The search template is just a form pointing at this view, then renders the same _articles.html partial — pagination and HTMX infinite scroll work for free on search results too.
Decision framework: when to add each layer
A common Django mistake is to provision Postgres + Redis + Celery on day one for a portal that has 12 articles and 3 users. The right order:
| Stage | Articles | Stack | Why |
|---|---|---|---|
| Prototype | < 1,000 | SQLite + sync fetch_news via cron | Zero ops; ship in a day |
| Early production | 1k – 50k | Postgres + sync fetch via cron | FTS justifies Postgres; no Redis yet |
| Real traffic | > 50k articles or > 1k DAU | + Celery beat + Redis cache | Async fetch protects request latency; cache absorbs reads |
| Multi-source | > 5 fetchers | + Celery worker pool, separate beat container | Isolate fetcher failures from web tier |
Two rules behind the table. Don't add Celery until your synchronous fetch starts blocking web requests — until then, a cron job calling a management command is simpler and equally effective. Don't add Redis caching until you can measure repeat reads on the same article in your logs; for low-traffic sites the cache costs more in operational complexity than it saves in database load.

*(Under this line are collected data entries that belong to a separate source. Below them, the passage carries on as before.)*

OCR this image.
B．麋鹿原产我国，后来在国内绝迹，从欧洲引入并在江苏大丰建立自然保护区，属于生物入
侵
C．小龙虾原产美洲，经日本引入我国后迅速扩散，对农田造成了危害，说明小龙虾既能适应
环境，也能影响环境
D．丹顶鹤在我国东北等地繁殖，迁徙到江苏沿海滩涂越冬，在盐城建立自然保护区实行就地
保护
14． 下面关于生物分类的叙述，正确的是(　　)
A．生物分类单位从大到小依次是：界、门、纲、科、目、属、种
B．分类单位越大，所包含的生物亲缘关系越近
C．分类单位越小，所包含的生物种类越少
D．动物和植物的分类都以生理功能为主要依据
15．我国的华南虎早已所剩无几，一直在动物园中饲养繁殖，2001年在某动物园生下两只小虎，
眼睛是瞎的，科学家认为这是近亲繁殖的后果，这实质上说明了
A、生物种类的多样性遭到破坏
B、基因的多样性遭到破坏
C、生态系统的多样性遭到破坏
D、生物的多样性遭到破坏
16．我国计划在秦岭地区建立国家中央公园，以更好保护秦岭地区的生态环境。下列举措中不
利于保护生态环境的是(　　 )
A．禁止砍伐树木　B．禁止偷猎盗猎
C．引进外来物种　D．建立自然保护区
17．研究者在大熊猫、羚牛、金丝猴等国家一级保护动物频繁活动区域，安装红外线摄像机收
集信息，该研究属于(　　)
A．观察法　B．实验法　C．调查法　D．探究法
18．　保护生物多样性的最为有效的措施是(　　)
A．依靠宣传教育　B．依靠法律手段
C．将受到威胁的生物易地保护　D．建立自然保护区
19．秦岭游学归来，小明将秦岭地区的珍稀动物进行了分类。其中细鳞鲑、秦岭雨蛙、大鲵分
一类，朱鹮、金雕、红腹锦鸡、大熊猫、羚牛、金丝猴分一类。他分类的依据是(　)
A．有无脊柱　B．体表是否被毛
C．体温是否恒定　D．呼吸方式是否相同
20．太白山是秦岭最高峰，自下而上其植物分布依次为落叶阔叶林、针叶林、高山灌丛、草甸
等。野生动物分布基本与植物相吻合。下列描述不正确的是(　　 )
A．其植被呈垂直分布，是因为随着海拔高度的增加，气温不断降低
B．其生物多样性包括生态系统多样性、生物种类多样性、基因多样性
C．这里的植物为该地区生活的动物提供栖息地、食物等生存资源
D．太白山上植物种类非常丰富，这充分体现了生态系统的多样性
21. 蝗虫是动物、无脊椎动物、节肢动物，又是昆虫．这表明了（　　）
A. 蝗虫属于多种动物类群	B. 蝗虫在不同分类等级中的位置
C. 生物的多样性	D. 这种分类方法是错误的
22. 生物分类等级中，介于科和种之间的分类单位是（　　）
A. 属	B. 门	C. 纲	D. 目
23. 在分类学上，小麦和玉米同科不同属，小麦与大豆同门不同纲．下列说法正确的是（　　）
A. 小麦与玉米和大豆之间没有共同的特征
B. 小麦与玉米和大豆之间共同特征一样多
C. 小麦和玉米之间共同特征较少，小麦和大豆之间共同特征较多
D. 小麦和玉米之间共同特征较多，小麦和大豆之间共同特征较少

Frequently Asked Questions
How do you build a news website with Django?
To build a news website with Django, define an Article model with fields for title, body, source, published date, categories, and metadata. Schedule a Celery beat task that polls a news API every 15 minutes and upserts articles by external ID. Render lists with ListView, cache hot articles in Redis via Django's cache framework, add HTMX-driven infinite scroll for the feed, and enable Postgres full-text search across titles and bodies.
Can Django pull data from a REST API?
Yes — Django can pull data from any REST API using httpx or requests inside a management command or Celery task. The standard pattern is a Celery beat schedule that fires the fetcher every N minutes, uses Model.objects.update_or_create keyed on the upstream API's stable identifier to keep upserts idempotent, and wraps each insert in a transaction. Retry transient failures with @shared_task(bind=True, max_retries=3).
How do you schedule periodic tasks in Django?
Schedule periodic Django tasks with Celery beat, the scheduler bundled with Celery. Add a CELERY_BEAT_SCHEDULE dict to settings with the task path and schedule (in seconds, or a crontab instance), then run celery -A project beat alongside your worker process. For very simple cases without Celery, a system cron job calling python manage.py custom_command is also valid.
What is the best way to cache news content in Django?
The best way to cache news content in Django is the framework's cache layer backed by Redis, with a per-article TTL that decays based on article age. A 1-minute TTL for breaking stories under an hour old, 5 minutes for recent articles up to 24 hours, and 1 hour for archives. Invalidate via a post_save signal so an upserted article evicts its cache entry immediately.